A group of researchers from Intel, Idaho State University, and the University of Illinois has unveiled new methods for bypassing security filters in large language models (LLMs) such as ChatGPT and Gemini. This has been reported by 404 Media.
The study found that chatbots could be manipulated into providing restricted information when prompts are phrased in complex or ambiguous ways, or by citing non-existent sources. This approach is termed "information overload".
The experts utilized a specialized tool called InfoFlood, which automates the process of "overloading" models with information. As a result, the systems become disoriented and may start to deliver prohibited or dangerous content that is typically blocked by built-in security filters.
The vulnerability lies in the models' focus on the superficial structure of the text, failing to recognize dangerous content that is hidden. This opens up opportunities for malicious actors to evade restrictions and access harmful information.
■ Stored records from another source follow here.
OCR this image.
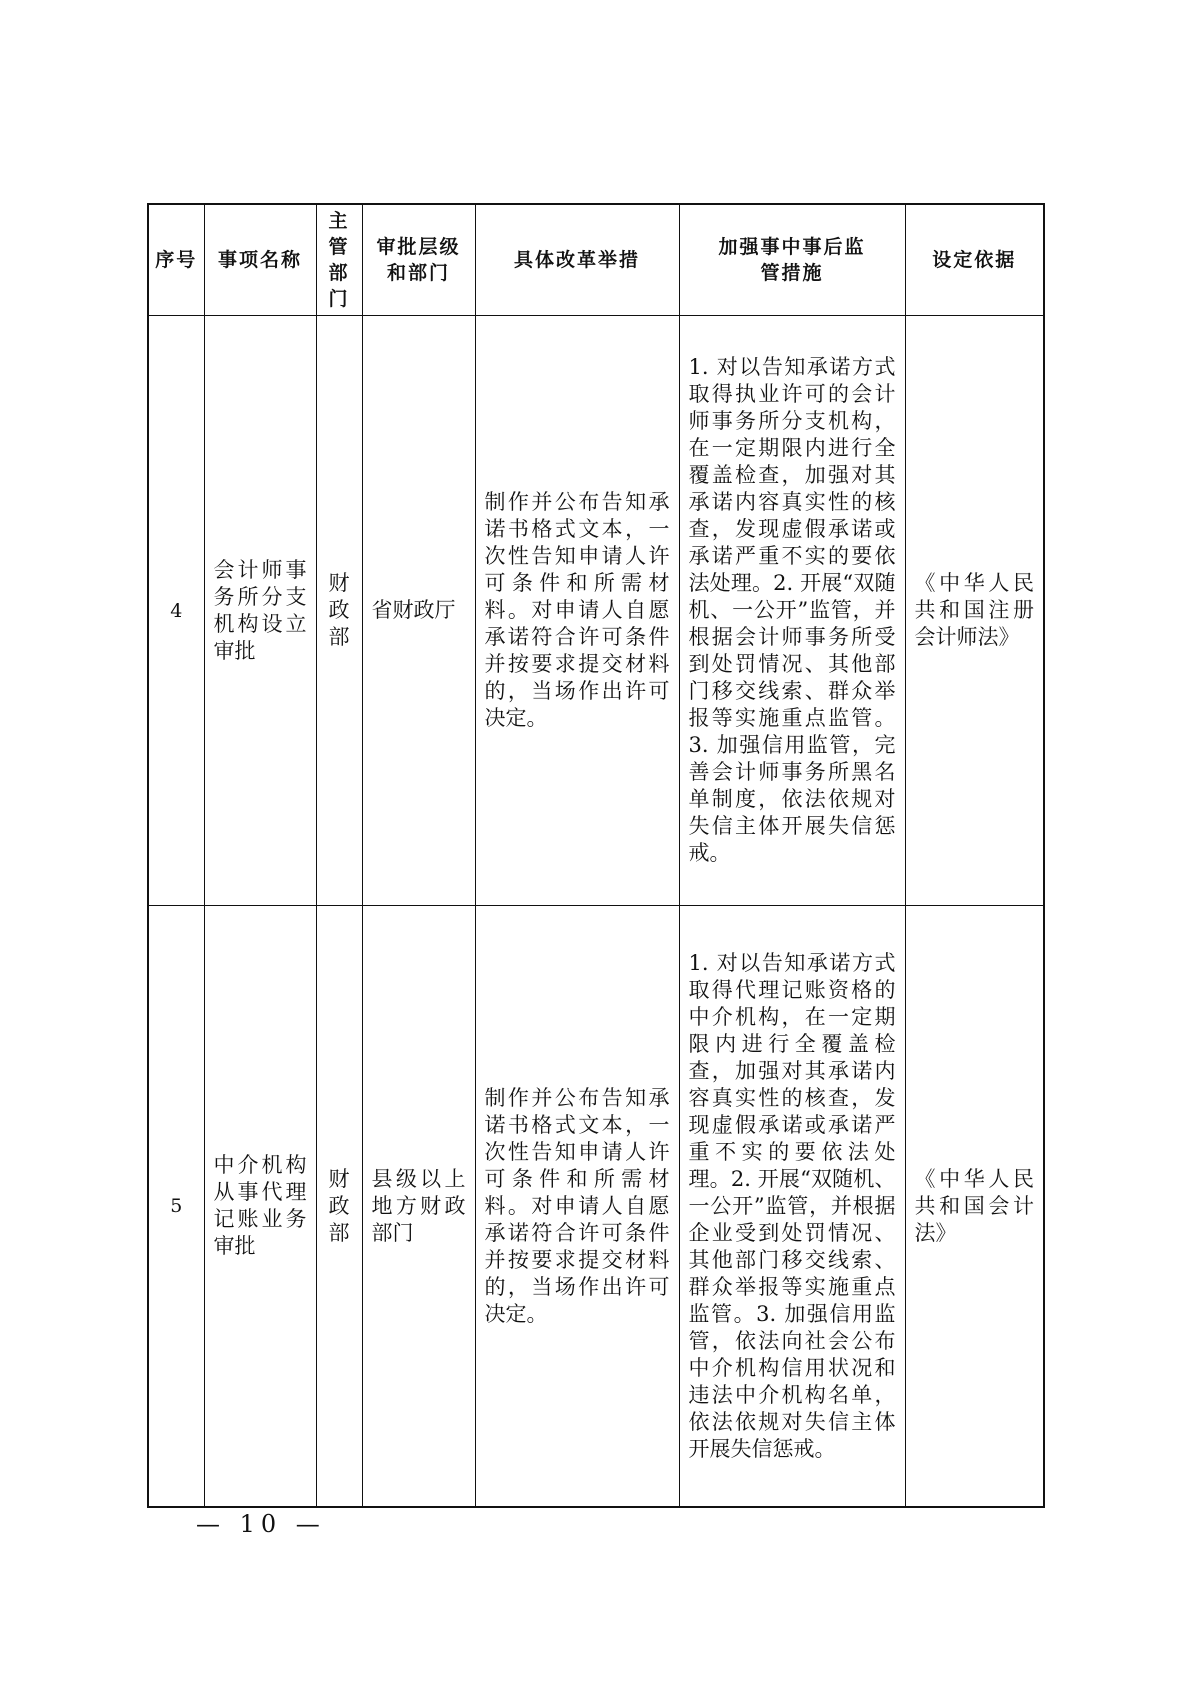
序号	事项名称	主管部门	审批层级和部门	具体改革举措	加强事中事后监管措施	设定依据
4	会计师事务所分支机构设立审批	财政部	省财政厅	制作并公布告知承诺书格式文本，一次性告知申请人许可条件和所需材料。对申请人自愿承诺符合许可条件并按要求提交材料的，当场作出许可决定。	1. 对以告知承诺方式取得执业许可的会计师事务所分支机构，在一定期限内进行全覆盖检查，加强对其承诺内容真实性的核查，发现虚假承诺或承诺严重不实的要依法处理。2. 开展“双随机、一公开”监管，并根据会计师事务所受到处罚情况、其他部门移交线索、群众举报等实施重点监管。3. 加强信用监管，完善会计师事务所黑名单制度，依法依规对失信主体开展失信惩戒。	《中华人民共和国注册会计师法》
5	中介机构从事代理记账业务审批	财政部	县级以上地方财政部门	制作并公布告知承诺书格式文本，一次性告知申请人许可条件和所需材料。对申请人自愿承诺符合许可条件并按要求提交材料的，当场作出许可决定。	1. 对以告知承诺方式取得代理记账资格的中介机构，在一定期限内进行全覆盖检查，加强对其承诺内容真实性的核查，发现虚假承诺或承诺严重不实的要依法处理。2. 开展“双随机、一公开”监管，并根据企业受到处罚情况、其他部门移交线索、群众举报等实施重点监管。3. 加强信用监管，依法向社会公布中介机构信用状况和违法中介机构名单，依法依规对失信主体开展失信惩戒。	《中华人民共和国会计法》
— 10 —
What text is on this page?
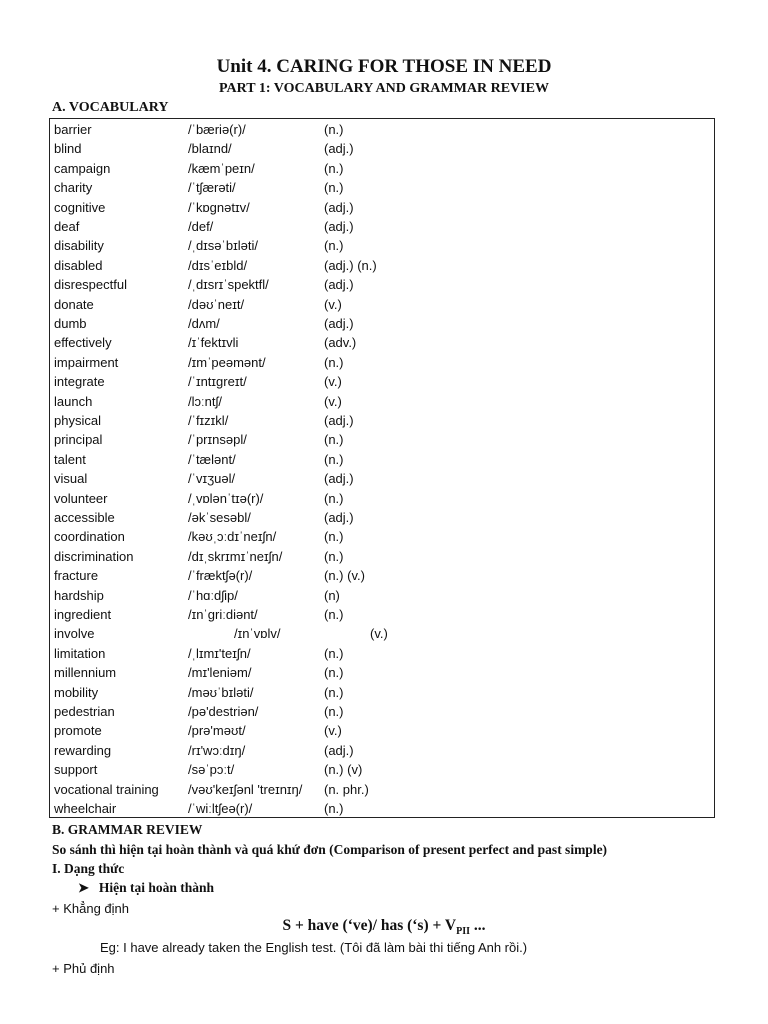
Unit 4. CARING FOR THOSE IN NEED
PART 1: VOCABULARY AND GRAMMAR REVIEW
A. VOCABULARY
barrier	/ˈbæriə(r)/	(n.)
blind	/blaɪnd/	(adj.)
campaign	/kæmˈpeɪn/	(n.)
charity	/ˈtʃærəti/	(n.)
cognitive	/ˈkɒɡnətɪv/	(adj.)
deaf	/def/	(adj.)
disability	/ˌdɪsəˈbɪləti/	(n.)
disabled	/dɪsˈeɪbld/	(adj.) (n.)
disrespectful	/ˌdɪsrɪˈspektfl/	(adj.)
donate	/dəʊˈneɪt/	(v.)
dumb	/dʌm/	(adj.)
effectively	/ɪˈfektɪvli	(adv.)
impairment	/ɪmˈpeəmənt/	(n.)
integrate	/ˈɪntɪɡreɪt/	(v.)
launch	/lɔːntʃ/	(v.)
physical	/ˈfɪzɪkl/	(adj.)
principal	/ˈprɪnsəpl/	(n.)
talent	/ˈtælənt/	(n.)
visual	/ˈvɪʒuəl/	(adj.)
volunteer	/ˌvɒlənˈtɪə(r)/	(n.)
accessible	/əkˈsesəbl/	(adj.)
coordination	/kəʊˌɔːdɪˈneɪʃn/	(n.)
discrimination	/dɪˌskrɪmɪˈneɪʃn/	(n.)
fracture	/ˈfræktʃə(r)/	(n.) (v.)
hardship	/ˈhɑːdʃip/	(n)
ingredient	/ɪnˈɡriːdiənt/	(n.)
involve	/ɪnˈvɒlv/	(v.)
limitation	/ˌlɪmɪ'teɪʃn/	(n.)
millennium	/mɪ'leniəm/	(n.)
mobility	/məʊˈbɪləti/	(n.)
pedestrian	/pə'destriən/	(n.)
promote	/prə'məʊt/	(v.)
rewarding	/rɪ'wɔːdɪŋ/	(adj.)
support	/səˈpɔːt/	(n.) (v)
vocational training /vəʊ'keɪʃənl 'treɪnɪŋ/ (n. phr.)
wheelchair	/ˈwiːltʃeə(r)/	(n.)
B. GRAMMAR REVIEW
So sánh thì hiện tại hoàn thành và quá khứ đơn (Comparison of present perfect and past simple)
I. Dạng thức
➤ Hiện tại hoàn thành
+ Khẳng định
S + have (‘ve)/ has (‘s) + $V_{PII}$ ...
Eg: I have already taken the English test. (Tôi đã làm bài thi tiếng Anh rồi.)
+ Phủ định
As part of a responsible disclosure of vulnerabilities, the authors of the study will share their findings with companies working on large LLMs to improve their security systems. The researchers will also provide solutions they identified during their investigation.
"LLM models primarily rely on protective mechanisms during data input and output to detect harmful content. InfoFlood can be used to train these protective mechanisms—it allows the extraction of relevant information from potentially dangerous queries, making models more resilient to such attacks," the research states.